Wenn man die Muskeln der transgenen Seeanemonen, die Ulrich Technau und sein Team gezüchtet haben, unter fluoreszierendem Licht beobachtet, dann werden sie rot. Aber nicht etwa aus Scham: Die Evolutionsbiologen vom Department für Molekulare Evolution und Entwicklung der Uni Wien haben den Nesseltieren ein Markierungsgen eingebaut, das rot fluoreszierende Proteine produziert.

Dem roten Markierungsgen wurde die DNA-Kontrollsequenz des Myosin-Heavy-Chain-Gens, das maßgeblich an der Muskelkontraktion beteiligt ist, vorgeschaltet. Da diese Kontrollsequenz nur in ausgebildeten Muskelzellen aktiviert wird, leuchten im Organismus auch nur diese Muskelzellen rot.
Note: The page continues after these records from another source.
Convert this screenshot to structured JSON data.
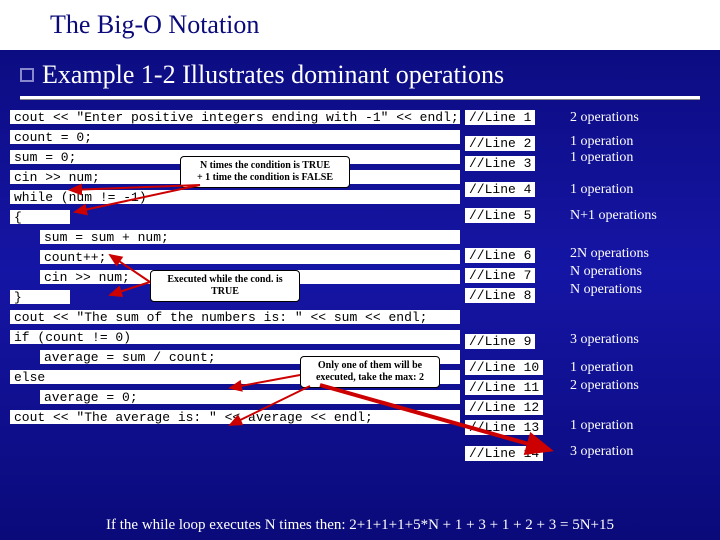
{
  "title": "The Big-O Notation",
  "subtitle": "Example 1-2  Illustrates dominant operations",
  "code": {
    "l1": "cout << \"Enter positive integers ending with -1\" << endl;",
    "l2": "count = 0;",
    "l3": "sum = 0;",
    "l4": "cin >> num;",
    "l5": "while (num != -1)",
    "l5b": "{",
    "l6": "sum = sum + num;",
    "l7": "count++;",
    "l8": "cin >> num;",
    "l8b": "}",
    "l9": "cout << \"The sum of the numbers is: \" << sum << endl;",
    "l10": "if (count != 0)",
    "l11": "average = sum / count;",
    "l12": "else",
    "l13": "average = 0;",
    "l14": "cout << \"The average is: \" << average << endl;"
  },
  "line_labels": {
    "l1": "//Line 1",
    "l2": "//Line 2",
    "l3": "//Line 3",
    "l4": "//Line 4",
    "l5": "//Line 5",
    "l6": "//Line 6",
    "l7": "//Line 7",
    "l8": "//Line 8",
    "l9": "//Line 9",
    "l10": "//Line 10",
    "l11": "//Line 11",
    "l12": "//Line 12",
    "l13": "//Line 13",
    "l14": "//Line 14"
  },
  "ops": {
    "o1": "2 operations",
    "o2": "1  operation",
    "o3": "1  operation",
    "o4": "1  operation",
    "o5": "N+1  operations",
    "o6": "2N  operations",
    "o7": "N  operations",
    "o8": "N  operations",
    "o9": "3  operations",
    "o10": "1  operation",
    "o11": "2  operations",
    "o13": "1  operation",
    "o14": "3  operation"
  },
  "callouts": {
    "c1a": "N times the condition is TRUE",
    "c1b": "+ 1 time the condition is FALSE",
    "c2a": "Executed while the cond. is",
    "c2b": "TRUE",
    "c3a": "Only one of them will be",
    "c3b": "executed, take the max: 2"
  },
  "footer": "If the while loop executes N times then: 2+1+1+1+5*N + 1 + 3 + 1 + 2 + 3  = 5N+15"
}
Nesseltiere wie Seeanemonen - oder auch Korallen und Quallen - gehören zu den ersten Lebewesen in der Geschichte der Evolution, die Muskeln entwickelt haben. In den vergangenen Jahren haben sich die Tiere zu einem in der Wissenschaft zunehmend gefragten Modellorganismus entwickelt. So haben frühere Forschungen Technaus gezeigt, dass die Meerestiere mit Menschen näher verwandt sind als etwa Fliegen und beispielsweise verblüffende Ähnlichkeiten bei der Embryonalentwicklung aufweisen.
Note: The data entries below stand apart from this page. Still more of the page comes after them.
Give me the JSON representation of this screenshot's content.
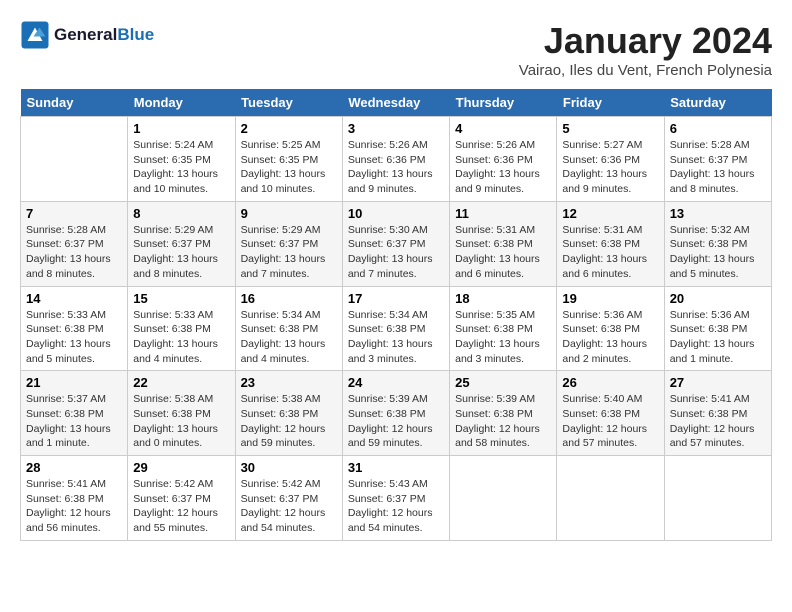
{
  "header": {
    "logo_line1": "General",
    "logo_line2": "Blue",
    "month_title": "January 2024",
    "location": "Vairao, Iles du Vent, French Polynesia"
  },
  "days_of_week": [
    "Sunday",
    "Monday",
    "Tuesday",
    "Wednesday",
    "Thursday",
    "Friday",
    "Saturday"
  ],
  "weeks": [
    [
      {
        "num": "",
        "detail": ""
      },
      {
        "num": "1",
        "detail": "Sunrise: 5:24 AM\nSunset: 6:35 PM\nDaylight: 13 hours\nand 10 minutes."
      },
      {
        "num": "2",
        "detail": "Sunrise: 5:25 AM\nSunset: 6:35 PM\nDaylight: 13 hours\nand 10 minutes."
      },
      {
        "num": "3",
        "detail": "Sunrise: 5:26 AM\nSunset: 6:36 PM\nDaylight: 13 hours\nand 9 minutes."
      },
      {
        "num": "4",
        "detail": "Sunrise: 5:26 AM\nSunset: 6:36 PM\nDaylight: 13 hours\nand 9 minutes."
      },
      {
        "num": "5",
        "detail": "Sunrise: 5:27 AM\nSunset: 6:36 PM\nDaylight: 13 hours\nand 9 minutes."
      },
      {
        "num": "6",
        "detail": "Sunrise: 5:28 AM\nSunset: 6:37 PM\nDaylight: 13 hours\nand 8 minutes."
      }
    ],
    [
      {
        "num": "7",
        "detail": "Sunrise: 5:28 AM\nSunset: 6:37 PM\nDaylight: 13 hours\nand 8 minutes."
      },
      {
        "num": "8",
        "detail": "Sunrise: 5:29 AM\nSunset: 6:37 PM\nDaylight: 13 hours\nand 8 minutes."
      },
      {
        "num": "9",
        "detail": "Sunrise: 5:29 AM\nSunset: 6:37 PM\nDaylight: 13 hours\nand 7 minutes."
      },
      {
        "num": "10",
        "detail": "Sunrise: 5:30 AM\nSunset: 6:37 PM\nDaylight: 13 hours\nand 7 minutes."
      },
      {
        "num": "11",
        "detail": "Sunrise: 5:31 AM\nSunset: 6:38 PM\nDaylight: 13 hours\nand 6 minutes."
      },
      {
        "num": "12",
        "detail": "Sunrise: 5:31 AM\nSunset: 6:38 PM\nDaylight: 13 hours\nand 6 minutes."
      },
      {
        "num": "13",
        "detail": "Sunrise: 5:32 AM\nSunset: 6:38 PM\nDaylight: 13 hours\nand 5 minutes."
      }
    ],
    [
      {
        "num": "14",
        "detail": "Sunrise: 5:33 AM\nSunset: 6:38 PM\nDaylight: 13 hours\nand 5 minutes."
      },
      {
        "num": "15",
        "detail": "Sunrise: 5:33 AM\nSunset: 6:38 PM\nDaylight: 13 hours\nand 4 minutes."
      },
      {
        "num": "16",
        "detail": "Sunrise: 5:34 AM\nSunset: 6:38 PM\nDaylight: 13 hours\nand 4 minutes."
      },
      {
        "num": "17",
        "detail": "Sunrise: 5:34 AM\nSunset: 6:38 PM\nDaylight: 13 hours\nand 3 minutes."
      },
      {
        "num": "18",
        "detail": "Sunrise: 5:35 AM\nSunset: 6:38 PM\nDaylight: 13 hours\nand 3 minutes."
      },
      {
        "num": "19",
        "detail": "Sunrise: 5:36 AM\nSunset: 6:38 PM\nDaylight: 13 hours\nand 2 minutes."
      },
      {
        "num": "20",
        "detail": "Sunrise: 5:36 AM\nSunset: 6:38 PM\nDaylight: 13 hours\nand 1 minute."
      }
    ],
    [
      {
        "num": "21",
        "detail": "Sunrise: 5:37 AM\nSunset: 6:38 PM\nDaylight: 13 hours\nand 1 minute."
      },
      {
        "num": "22",
        "detail": "Sunrise: 5:38 AM\nSunset: 6:38 PM\nDaylight: 13 hours\nand 0 minutes."
      },
      {
        "num": "23",
        "detail": "Sunrise: 5:38 AM\nSunset: 6:38 PM\nDaylight: 12 hours\nand 59 minutes."
      },
      {
        "num": "24",
        "detail": "Sunrise: 5:39 AM\nSunset: 6:38 PM\nDaylight: 12 hours\nand 59 minutes."
      },
      {
        "num": "25",
        "detail": "Sunrise: 5:39 AM\nSunset: 6:38 PM\nDaylight: 12 hours\nand 58 minutes."
      },
      {
        "num": "26",
        "detail": "Sunrise: 5:40 AM\nSunset: 6:38 PM\nDaylight: 12 hours\nand 57 minutes."
      },
      {
        "num": "27",
        "detail": "Sunrise: 5:41 AM\nSunset: 6:38 PM\nDaylight: 12 hours\nand 57 minutes."
      }
    ],
    [
      {
        "num": "28",
        "detail": "Sunrise: 5:41 AM\nSunset: 6:38 PM\nDaylight: 12 hours\nand 56 minutes."
      },
      {
        "num": "29",
        "detail": "Sunrise: 5:42 AM\nSunset: 6:37 PM\nDaylight: 12 hours\nand 55 minutes."
      },
      {
        "num": "30",
        "detail": "Sunrise: 5:42 AM\nSunset: 6:37 PM\nDaylight: 12 hours\nand 54 minutes."
      },
      {
        "num": "31",
        "detail": "Sunrise: 5:43 AM\nSunset: 6:37 PM\nDaylight: 12 hours\nand 54 minutes."
      },
      {
        "num": "",
        "detail": ""
      },
      {
        "num": "",
        "detail": ""
      },
      {
        "num": "",
        "detail": ""
      }
    ]
  ]
}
Nun untersuchen Technau und sein Team, ob diese einfachen Organismen, deren Ursprung vor etwa 600 Millionen Jahren liegt, bereits die molekularen Anlagen für die Entstehung der viel komplexeren Muskulatur von Wirbeltieren in sich tragen. Nach fast zehnjähriger Vorbereitungszeit ist es den Wissenschaftern erstmals gelungen, eine Linie transgener Seeanemonen zu züchten. Noch haben sie keine Genfunktion der Nesseltiere verändert. Die transgenen Tiere sind aber die technische Voraussetzung für tiefergehende Untersuchungen zur Entstehung der Muskulatur im Laufe der Evolution. Als ersten Schritt haben die Forscher nun ein Kontrollgen für Muskelkontraktion und ein Leuchtgen eingebaut, die nur in ausgebildeten Muskelzellen aktiv werden. Die Arbeit wurde in der US-Fachzeitschrift Proceedings of the National Academy of Sciences (PNAS) veröffentlicht.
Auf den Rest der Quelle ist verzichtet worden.